Rückenschmerzen erst gar nicht entstehen lassen
BERLIN – Etwa 80 bis 90 Prozent aller Deutschen leiden mindestens einmal in
ihrem Leben unter Rückenschmerzen. In den meisten Fällen verursachen wenig
Bewegung, falsche Körperhaltung und Verspannungen durch Stress die Schmerzen.
Der Berufsverband der Fachärzte für Orthopädie und Unfallchirurgie (BVOU) informiert
anlässlich des Deutschen Kongresses für Orthopädie und Unfallchirurgie vom 22.bis
25. Oktober 2008 in Berlin, über einfache Maßnahmen, die Erkrankungen des Rückens
oder deren Chronifizierung verhindern können.
"Das beste Mittel gegen Rückenschmerzen ist körperliches Training“, erklärt Dr. med.
Siegfried Götte, Präsident des BVOU. Gerade bei einem „Hexenschuss“ sollten
Patienten so schnell wie möglich das Bett verlassen und sich bewegen. Setzt eine
Behandlung zu spät ein, können die Schmerzen chronisch werden. Medizinische
Trainings- und Verhaltenstherapie, intensive Rückenschule und aktive körperliche
Belastung stärken den chronisch schmerzenden Rücken. Wie bei allen
Schmerzzuständen ist es notwendig, die Ursache zu erforschen, statt mit
Medikamenten nur die Schmerzen zu unterdrücken.
Um Rückenschmerzen gar nicht erst entstehen zu lassen, empfehlen die Experten,
Vorsorgeuntersuchungen bei Säuglingen und kleinen Kindern, um Haltungsschäden
frühzeitig zu erkennen, die zu Verschleißerscheinungen führen können. Körperliche
Aktivität und Sport kräftigen Rücken- und Bauchmuskulatur und stabilisieren die
Wirbelsäule.
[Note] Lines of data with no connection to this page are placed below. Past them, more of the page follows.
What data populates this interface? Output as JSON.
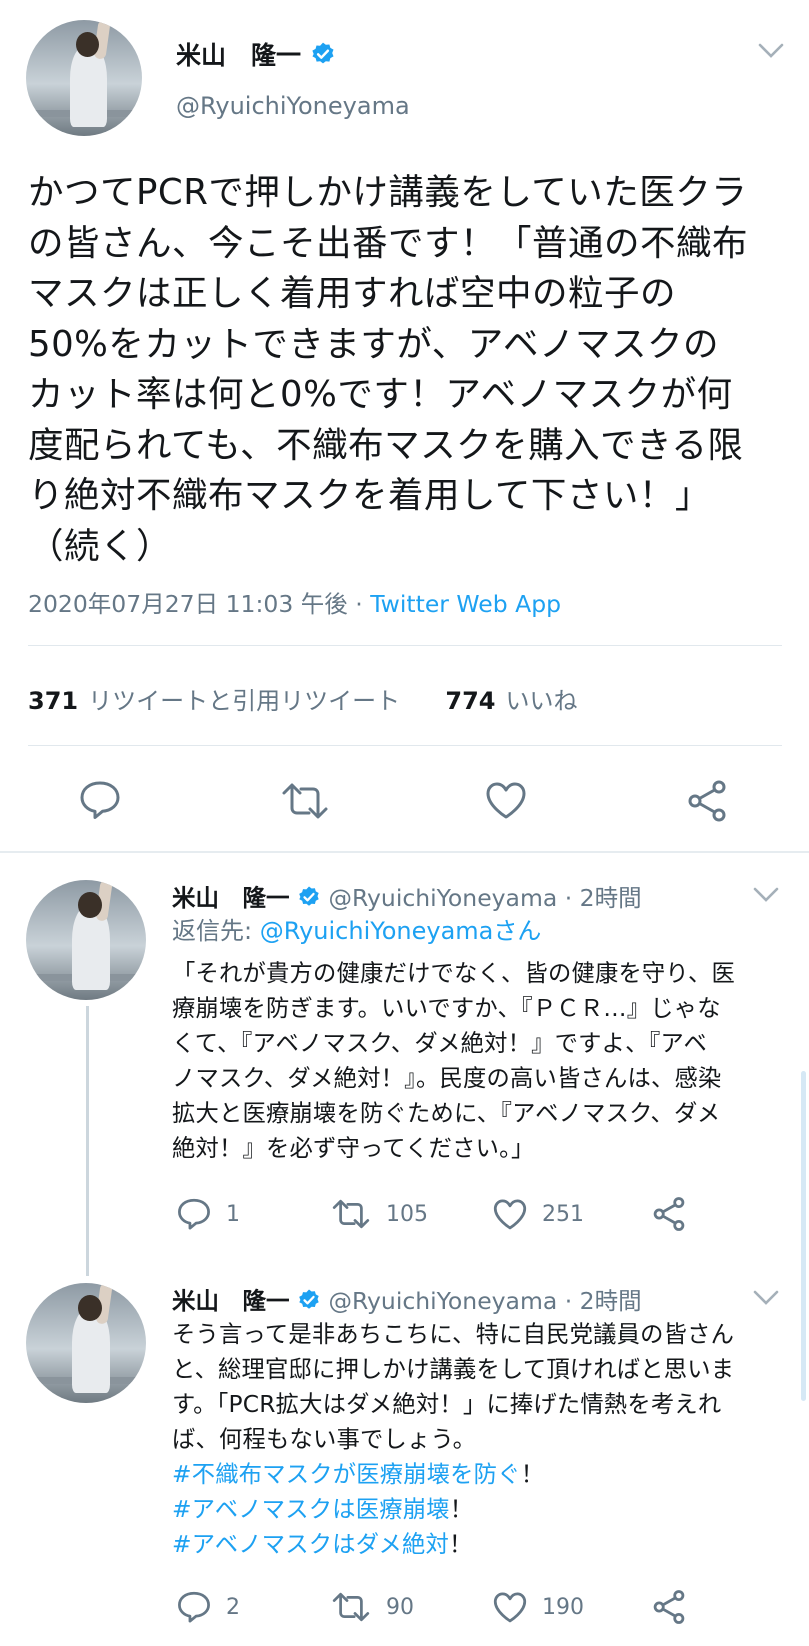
{
  "tweet": {
    "name": "米山　隆一",
    "handle": "@RyuichiYoneyama",
    "lines": [
      "かつてPCRで押しかけ講義をしていた医クラ",
      "の皆さん、今こそ出番です！「普通の不織布",
      "マスクは正しく着用すれば空中の粒子の",
      "50%をカットできますが、アベノマスクの",
      "カット率は何と0%です！アベノマスクが何",
      "度配られても、不織布マスクを購入できる限",
      "り絶対不織布マスクを着用して下さい！」",
      "（続く）"
    ],
    "timestamp": "2020年07月27日 11:03 午後 · ",
    "client": "Twitter Web App",
    "retweets_count": "371",
    "retweets_label": "リツイートと引用リツイート",
    "likes_count": "774",
    "likes_label": "いいね"
  },
  "replies": [
    {
      "name": "米山　隆一",
      "handle": "@RyuichiYoneyama · 2時間",
      "reply_to_label": "返信先: ",
      "reply_to_handle": "@RyuichiYoneyamaさん",
      "lines": [
        "「それが貴方の健康だけでなく、皆の健康を守り、医",
        "療崩壊を防ぎます。いいですか、『ＰＣＲ…』じゃな",
        "くて、『アベノマスク、ダメ絶対！』ですよ、『アベ",
        "ノマスク、ダメ絶対！』。民度の高い皆さんは、感染",
        "拡大と医療崩壊を防ぐために、『アベノマスク、ダメ",
        "絶対！』を必ず守ってください。」"
      ],
      "replies": "1",
      "retweets": "105",
      "likes": "251"
    },
    {
      "name": "米山　隆一",
      "handle": "@RyuichiYoneyama · 2時間",
      "lines": [
        "そう言って是非あちこちに、特に自民党議員の皆さん",
        "と、総理官邸に押しかけ講義をして頂ければと思いま",
        "す。「PCR拡大はダメ絶対！」に捧げた情熱を考えれ",
        "ば、何程もない事でしょう。"
      ],
      "hashtags": [
        {
          "tag": "#不織布マスクが医療崩壊を防ぐ",
          "suffix": "！"
        },
        {
          "tag": "#アベノマスクは医療崩壊",
          "suffix": "！"
        },
        {
          "tag": "#アベノマスクはダメ絶対",
          "suffix": "！"
        }
      ],
      "replies": "2",
      "retweets": "90",
      "likes": "190"
    }
  ],
  "icons": [
    "verified-badge-icon",
    "chevron-down-icon",
    "reply-icon",
    "retweet-icon",
    "like-icon",
    "share-icon"
  ],
  "colors": {
    "accent": "#1da1f2",
    "muted": "#657786",
    "text": "#14171a"
  }
}
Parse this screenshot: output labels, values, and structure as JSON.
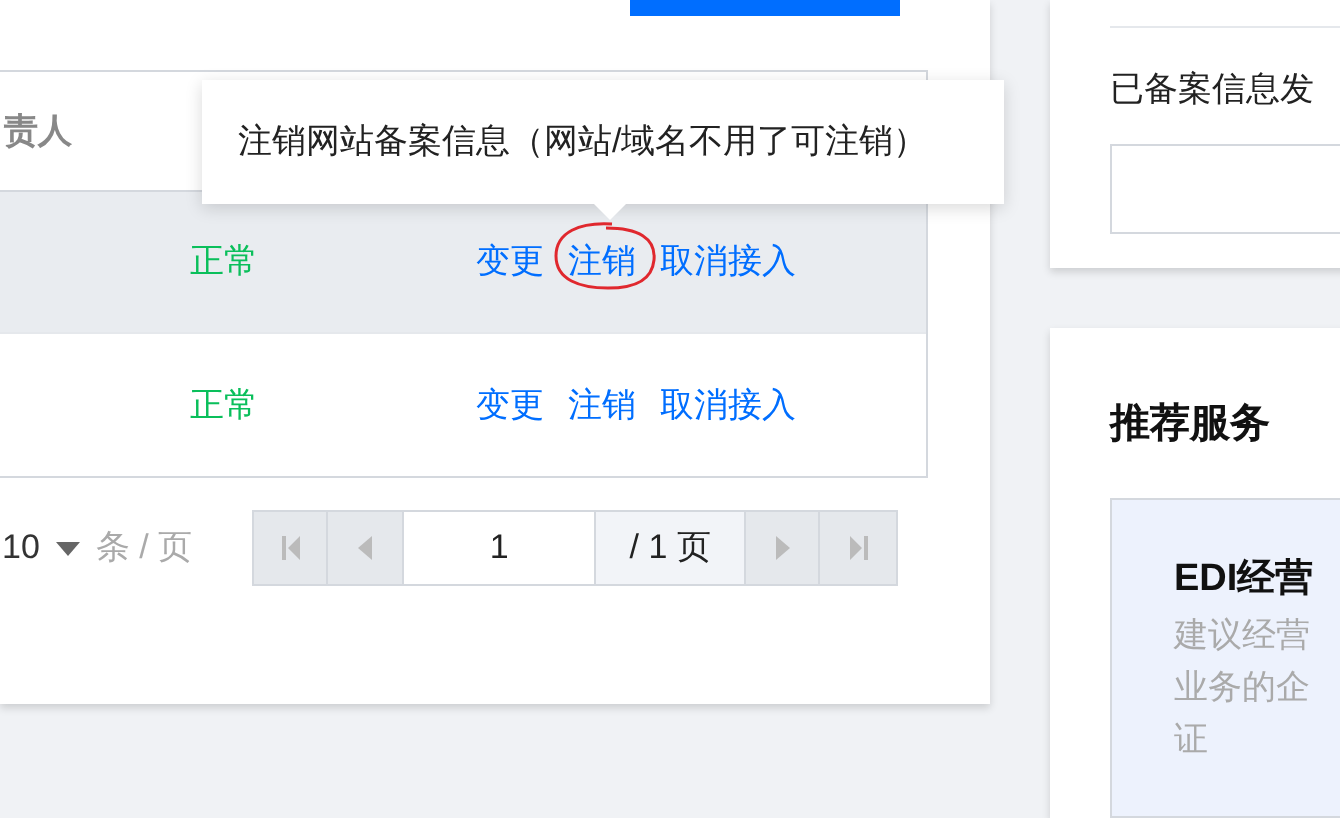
{
  "table": {
    "columns": [
      "责人"
    ],
    "rows": [
      {
        "status": "正常",
        "selected": true,
        "actions": [
          "变更",
          "注销",
          "取消接入"
        ]
      },
      {
        "status": "正常",
        "selected": false,
        "actions": [
          "变更",
          "注销",
          "取消接入"
        ]
      }
    ]
  },
  "tooltip": {
    "text": "注销网站备案信息（网站/域名不用了可注销）"
  },
  "pagination": {
    "page_size": "10",
    "unit": "条 / 页",
    "page": "1",
    "total": "/ 1 页"
  },
  "notice_card": {
    "text": "已备案信息发"
  },
  "recommend": {
    "title": "推荐服务",
    "card": {
      "title": "EDI经营",
      "lines": [
        "建议经营",
        "业务的企",
        "证"
      ]
    }
  }
}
Je weniger Muskulatur vorhanden ist, desto früher entstehen
Rückenschmerzen, Arthrose und Osteoporose. Heute leiden jedoch bereits mehr als
die Hälfte der Kinder im Schulalter unter Rückenschmerzen. Orthopäden fordern
deshalb schon seit Jahren täglich eine Stunde Schulsport.
Etwa 80 bis 90 Prozent aller Deutschen leiden mindestens einmal in ihrem Leben unter
Rückenschmerzen. In den meisten Fällen verursachen wenig Bewegung, falsche
Körperhaltung und Verspannungen durch Stress die Schmerzen.
Wie kann man sich die Schmerzentstehung und die zunehmenden Beschwerden als Laie erklären?
Wie kann effektiv weiter geholfen werden?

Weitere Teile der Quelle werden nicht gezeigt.